Psychedelikforschung soll sich neu ausrichten: Autoren fordern Abkehr vom Begriff der „Psychedelischen Renaissance“

Ein internationales Forscherteam plädiert für einen grundlegenden Perspektivwechsel in der Psychedelikforschung. In einem aktuellen Fachbeitrag schlagen die Autoren vor, den häufig verwendeten Begriff der „Psychedelischen Renaissance“ durch das Konzept einer „Confluence“ („Zusammenfluss“) zu ersetzen.
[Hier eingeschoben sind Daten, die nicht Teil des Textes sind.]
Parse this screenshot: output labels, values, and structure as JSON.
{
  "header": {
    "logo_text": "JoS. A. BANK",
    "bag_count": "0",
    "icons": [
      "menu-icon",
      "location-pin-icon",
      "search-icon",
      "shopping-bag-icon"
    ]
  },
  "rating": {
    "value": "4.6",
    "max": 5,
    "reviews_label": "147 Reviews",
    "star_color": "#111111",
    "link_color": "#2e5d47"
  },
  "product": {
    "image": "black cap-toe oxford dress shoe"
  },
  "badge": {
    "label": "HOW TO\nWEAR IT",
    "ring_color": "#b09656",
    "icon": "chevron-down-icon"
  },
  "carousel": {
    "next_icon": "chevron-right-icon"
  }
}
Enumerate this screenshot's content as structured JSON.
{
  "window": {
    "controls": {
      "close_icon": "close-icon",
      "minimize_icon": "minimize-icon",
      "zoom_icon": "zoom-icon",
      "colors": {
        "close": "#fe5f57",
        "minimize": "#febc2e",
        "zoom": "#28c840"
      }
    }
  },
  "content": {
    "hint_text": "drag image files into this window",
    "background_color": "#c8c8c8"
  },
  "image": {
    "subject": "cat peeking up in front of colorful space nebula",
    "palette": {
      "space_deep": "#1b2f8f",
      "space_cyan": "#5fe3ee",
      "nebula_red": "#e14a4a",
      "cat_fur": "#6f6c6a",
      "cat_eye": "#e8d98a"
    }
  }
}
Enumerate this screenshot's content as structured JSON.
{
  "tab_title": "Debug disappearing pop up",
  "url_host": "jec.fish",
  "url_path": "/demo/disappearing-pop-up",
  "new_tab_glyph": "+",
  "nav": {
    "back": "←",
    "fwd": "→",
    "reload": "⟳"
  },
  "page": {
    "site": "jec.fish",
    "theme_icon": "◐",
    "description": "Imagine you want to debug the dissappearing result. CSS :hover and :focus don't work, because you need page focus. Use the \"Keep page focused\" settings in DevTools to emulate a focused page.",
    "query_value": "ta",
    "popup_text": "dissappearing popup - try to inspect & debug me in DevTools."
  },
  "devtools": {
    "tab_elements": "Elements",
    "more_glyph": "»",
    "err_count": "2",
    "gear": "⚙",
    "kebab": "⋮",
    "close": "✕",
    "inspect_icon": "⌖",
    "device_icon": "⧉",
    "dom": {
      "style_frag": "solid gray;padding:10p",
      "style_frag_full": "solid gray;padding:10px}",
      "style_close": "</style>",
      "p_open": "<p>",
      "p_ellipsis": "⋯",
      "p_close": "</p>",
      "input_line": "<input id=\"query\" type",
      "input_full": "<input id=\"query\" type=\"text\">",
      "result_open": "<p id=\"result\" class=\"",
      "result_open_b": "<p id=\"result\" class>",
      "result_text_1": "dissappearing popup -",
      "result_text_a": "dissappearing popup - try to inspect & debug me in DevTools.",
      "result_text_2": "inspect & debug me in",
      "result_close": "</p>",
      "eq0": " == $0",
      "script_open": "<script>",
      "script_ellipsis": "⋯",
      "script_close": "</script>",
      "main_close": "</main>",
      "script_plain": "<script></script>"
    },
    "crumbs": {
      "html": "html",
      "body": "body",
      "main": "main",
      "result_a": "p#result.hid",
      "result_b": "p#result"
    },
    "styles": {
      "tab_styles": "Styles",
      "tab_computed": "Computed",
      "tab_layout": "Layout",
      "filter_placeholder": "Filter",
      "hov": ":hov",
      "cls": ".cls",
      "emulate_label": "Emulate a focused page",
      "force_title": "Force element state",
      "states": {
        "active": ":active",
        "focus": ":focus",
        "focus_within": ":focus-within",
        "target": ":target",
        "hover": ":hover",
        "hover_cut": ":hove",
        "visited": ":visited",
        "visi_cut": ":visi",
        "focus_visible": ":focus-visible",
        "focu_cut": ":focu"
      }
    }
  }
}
Ihrer Ansicht nach wird der bisherige Renaissance-Begriff den vielfältigen kulturellen und historischen Wurzeln psychedelischer Praktiken nicht gerecht.

Die Autoren argumentieren, dass die Erzählung einer „Psychedelic Renaissance“ eurozentrische Geschichtsbilder und biomedizinische Denkweisen reproduziere. Dadurch würden indigene Wissenssysteme sowie die sozialen, ökologischen und generationsübergreifenden Dimensionen psychedelischer Traditionen marginalisiert. Zugleich verweisen sie auf anhaltende Konflikte im Forschungsfeld, darunter Fragen der Biomedizinalisierung, Kommerzialisierung, Regulierung und die andauernden Auswirkungen kolonialer Machtverhältnisse.

Als Alternative führen die Wissenschaftler zwei miteinander verknüpfte Konzepte ein:

  • „Lived Kinships“ („gelebte Verwandtschaften“) soll den Blick der Forschung über das Individuum hinaus auf die Beziehungen zwischen Menschen sowie mehr-als-menschlichen Akteuren und Ökosystemen erweitern.
  • „Cosmic Diplomacy“ („kosmische Diplomatie“) beschreibt einen methodischen und politischen Ansatz, der den Dialog zwischen unterschiedlichen Wissenssystemen fördern und dem Erhalt der planetaren Gesundheit dienen soll.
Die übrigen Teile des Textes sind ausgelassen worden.